Wir danken Petra Grimm-Benne, Ministerin für Arbeit, Soziales und Integration von Sachsen-Anhalt, dass sie sich am 21. Januar 2019 für die Probleme, Sorgen und Verbesserungsvorschläge von Fontanherzen e. V. Zeit genommen hat und uns weiter unterstützen will. 
Prof. Dr. Ralph Grabitz, Geschäftsführender Direktor der Kinderklinik am Universitätsklinikum Halle (Saale), kam an dem Montag extra nach Magdeburg, um unsere 1. Vorsitzende Steffi Sänger beim Termin im Landesministerium fachlich zu unterstützen. 
Er arbeitet zusammen mit Fontanherzen e. V. an Lösungen, damit künftig die gesammelten Informationen von Ärzten und Betroffenen in professioneller Form auf elektronischem Wege zur Verfügung gestellt werden können.

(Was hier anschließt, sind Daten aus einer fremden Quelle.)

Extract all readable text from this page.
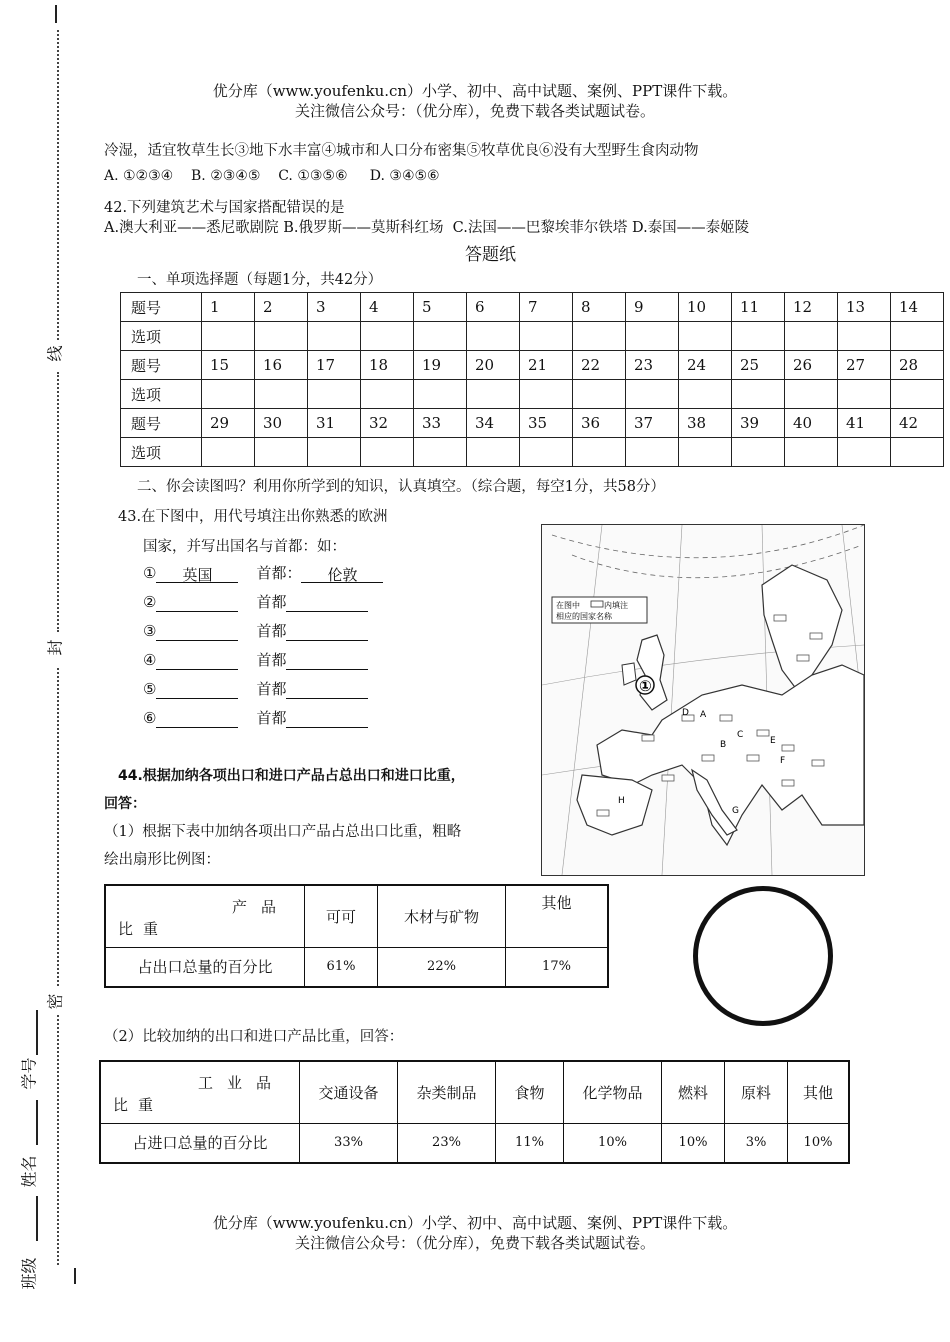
线
封
密
学号
姓名
班级
优分库（www.youfenku.cn）小学、初中、高中试题、案例、PPT课件下载。
关注微信公众号：（优分库），免费下载各类试题试卷。
冷湿，适宜牧草生长③地下水丰富④城市和人口分布密集⑤牧草优良⑥没有大型野生食肉动物
A. ①②③④    B. ②③④⑤    C. ①③⑤⑥     D. ③④⑤⑥
42.下列建筑艺术与国家搭配错误的是
A.澳大利亚——悉尼歌剧院 B.俄罗斯——莫斯科红场  C.法国——巴黎埃菲尔铁塔 D.泰国——泰姬陵
答题纸
一、单项选择题（每题1分，共42分）
题号	1	2	3	4	5	6	7	8	9	10	11	12	13	14
选项														
题号	15	16	17	18	19	20	21	22	23	24	25	26	27	28
选项														
题号	29	30	31	32	33	34	35	36	37	38	39	40	41	42
选项														
二、你会读图吗？利用你所学到的知识，认真填空。（综合题，每空1分，共58分）
43.在下图中，用代号填注出你熟悉的欧洲
国家，并写出国名与首都：如：
① 英国	首都： 伦敦
②	首都
③	首都
④	首都
⑤	首都
⑥	首都
在图中	内填注
相应的国家名称
①
A
B
C
D
E
F
G
H
44.根据加纳各项出口和进口产品占总出口和进口比重，
回答：
（1）根据下表中加纳各项出口产品占总出口比重，粗略
绘出扇形比例图：
产品
比重	可可	木材与矿物	其他
占出口总量的百分比	61%	22%	17%
（2）比较加纳的出口和进口产品比重，回答：
工业品
比重	交通设备	杂类制品	食物	化学物品	燃料	原料	其他
占进口总量的百分比	33%	23%	11%	10%	10%	3%	10%
优分库（www.youfenku.cn）小学、初中、高中试题、案例、PPT课件下载。
关注微信公众号：（优分库），免费下载各类试题试卷。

Prof. Dr. Grabitz ist zusätzlich als Gutachter im Schwerbehindertenrecht tätig und konnte so die vielen konkreten Probleme unserer Mitglieder auch bei diesem Thema bestätigen. Dem Ministerium liegt der Entwurf einer von Fontanherzen e. V. erarbeiteten Arzt-Expertise vor. Sie soll erreichen, dass endlich Babys, Kinder und junge Erwachsene mit halbem Herz ihrer Erkrankung entsprechend eingestuft werden. Bisher gelten sie meist als „fast gesund“ und erhalten somit oft erst nach zeit- und kostenintensiven Widersprüchen, Gutachten und Gerichtsverfahren die ihnen zustehenden kleinsten Hilfen im Alltag und zukünftigen Berufsleben. Großes Ziel ist es, dass diese Tortur schnellstmöglich überflüssig wird.